None of this is to suggest that Dr. Bradley doesn’t raise a number of significant issues that we need to face. I do agree that we have great demographic challenges with Latino and black voters, as well as the millennial generation. What I am saying is that we need to avoid the kind of pessimism hasty conclusions generate. I mean, you don’t get much more pessimistic than Bradley’s closing question: “[C]ould it be that Americans are now saying, ‘Farewell evangelicals. It was a good run’?” That’s a question Chris Matthews might want you to ask and answer in the affirmative; I don’t think Anthony Bradley should help him plant that particular thought.
No Time to Panic
This is no time for pessimism or panic. I have been saying this in different venues for some time now, and I suspect Dr. Bradley might even agree with me: American conservatism has never been intellectually stronger than it is right now. If we account for the contributions of groups like the Acton Institute, American Enterprise Institute, Heritage Foundation, as well as many other organizations, the renaissance of interest in the likes of Burke and Hayek, the plethora of magazines, journals, and websites, this is a nothing less than a golden age for conservative political theory.
And there—precisely there—is the real challenge: theory, in the nature of the case, finds its natural home in ivory towers, think tanks, policy seminars and conferences. What do we do about the emerging demographic challenges Bradley highlights? How are we going to make inroads with Latinos, blacks, and millennials?
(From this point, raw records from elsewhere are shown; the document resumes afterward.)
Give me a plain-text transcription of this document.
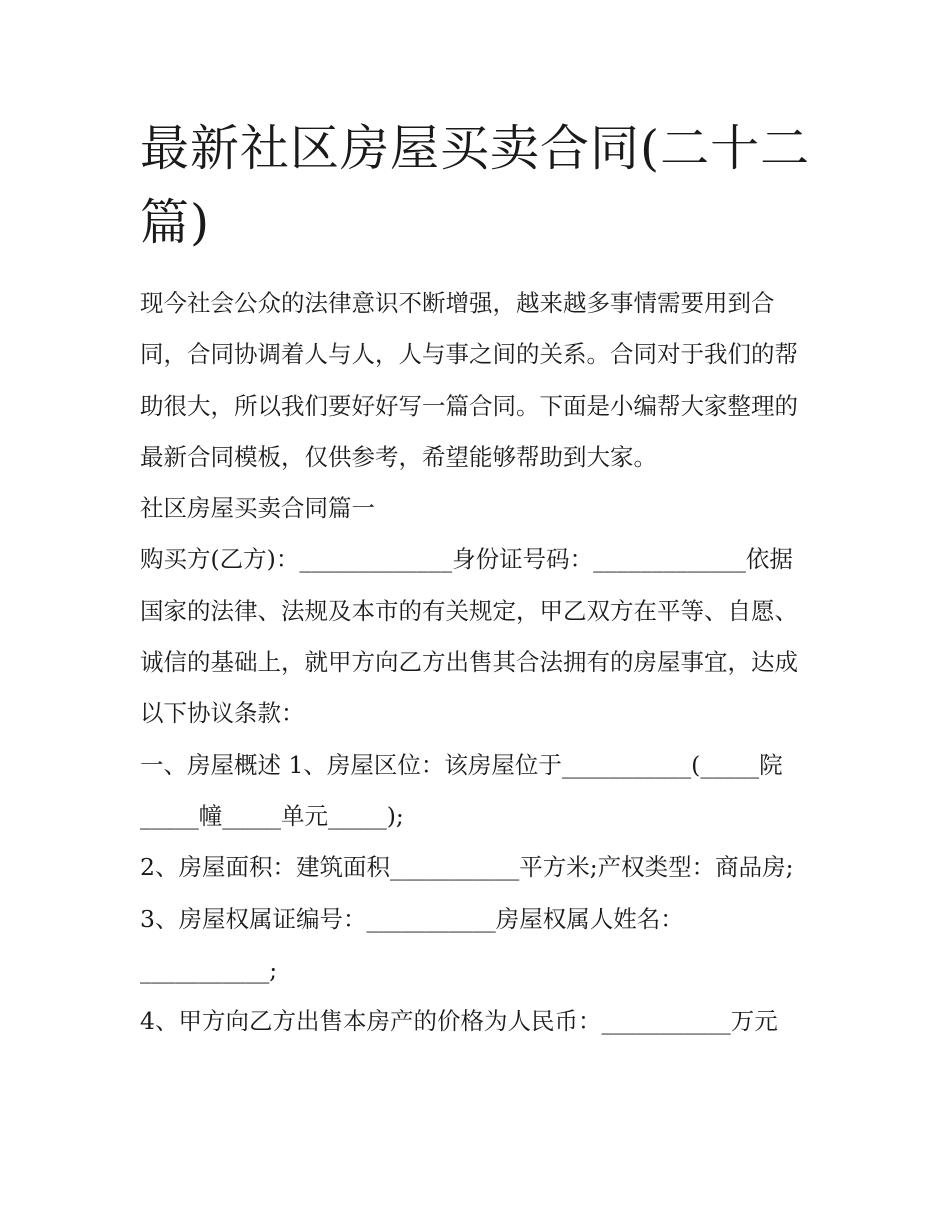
最新社区房屋买卖合同(二十二篇)

现今社会公众的法律意识不断增强，越来越多事情需要用到合同，合同协调着人与人，人与事之间的关系。合同对于我们的帮助很大，所以我们要好好写一篇合同。下面是小编帮大家整理的最新合同模板，仅供参考，希望能够帮助到大家。

社区房屋买卖合同篇一

购买方(乙方)：_____________身份证号码：_____________依据国家的法律、法规及本市的有关规定，甲乙双方在平等、自愿、诚信的基础上，就甲方向乙方出售其合法拥有的房屋事宜，达成以下协议条款：

一、房屋概述 1、房屋区位：该房屋位于___________(_____院_____幢_____单元_____);

2、房屋面积：建筑面积___________平方米;产权类型：商品房;

3、房屋权属证编号：___________房屋权属人姓名：___________;

4、甲方向乙方出售本房产的价格为人民币：___________万元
It seems to me that all our collective efforts should be singularly (and optimistically) focused on getting the theory to the street, from the ivory tower to the average voter.
If it is true, as Bradley asserts, that black voters care more about entitlements than abortion, then I do not necessarily see our primary task as getting them to reprioritize those two issues. I want to convince them of the moral fitness and economic benefits of free enterprise. More Robert Sirico, Arthur Brooks, and, frankly, Anthony Bradley, please.
If it is true, as Bradley asserts, that millennials simply do not connect with the value and importance of “traditional families,” then we need to do a far more effective job talking about subsidiarity and the foundational building blocks for a flourishing civil society and why that is good and in their self-interest.
After listing these demographic challenges Bradley writes, “With these cultural dynamics, Republicans, in order to take back the White House, are going to have to start appealing to their new actual base: deistic fiscal moderates.” This would be the gravest mistake of all, for “fiscal deism” sounds little different than a Randian “fiscal atheism,” a morally barren thing lacking a transcendent underwriter. When virtues are sucked out of an economic agenda (or at least purposely left out to make it publicly palatable) the other side can demagogue it as “social Darwinism” faster than you can say “Herbert Spencer.” The “tax cuts for the rich” mantra worked pretty well for an incumbent President running for reelection with an economy in terrible shape.
If the GOP wants to react effectively to the new demographic challenges, I recommend revitalizing and more effectively preaching the evangelically influenced social norms and values that shaped American life and public policy for 300 years, not abandoning them.
I think Dr. Bradley and I can agree on this: the days of just relying on the base for electoral victories are over. Time to get to work on conversions.